Electronic Thesis and Dissertation Repository

A Deep Topical N-gram Model and Topic Discovery on COVID-19 News and Research Manuscripts

Yuan Du, The University of Western Ontario

Abstract

Topic modeling with the latent semantic analysis (LSA), the latent Dirichlet allocation (LDA) and the biterm topic model (BTM) has been successfully implemented and used in many areas, including movie reviews, recommender systems, and text summarization, etc. However, these models may become computationally intensive if tested on a humongous corpus. Considering the wide acceptance of machine learning based on deep neural networks, this research proposes two deep neural network (NN) variants, 2-layer NN and 3-layer NN of the LDA modeling techniques. The primary goal is to deal with problems with a large corpus using manageable computational resources.

This thesis analyze two datasets related to COVID-19 to explore the underlying structures.
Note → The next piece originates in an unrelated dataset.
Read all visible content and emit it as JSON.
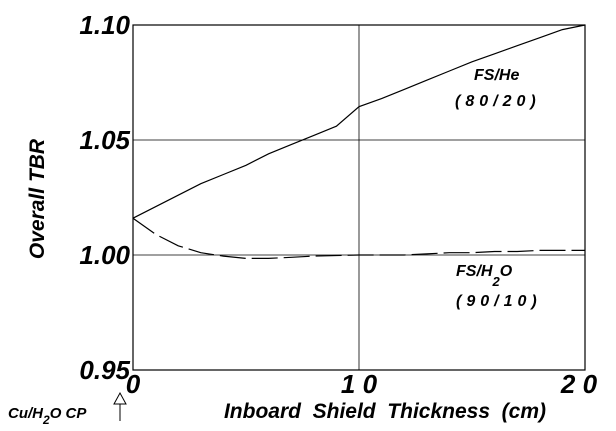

The first dataset includes over 7,000 CBC COVID-19 related news articles for the period of January 9, 2020 to May 3,2020. The second dataset, called CORD-19, includes over 100,000 research manuscripts related to COVID-19 for the period of January 2, 2020 to August 1, 2020. We discovered that in the first dataset 14 topics were including “traveling”, “lockdown”, “masks”, the focus of social media attention during the period of January to May of 2020. For the second dataset, 17 topics, including "vaccine", “treatment” and "social distancing", were identified to be the focus of research articles for the period of January to August of 2020. Compared to the traditional LDA, our proposed model requires less computation time and shows better performance.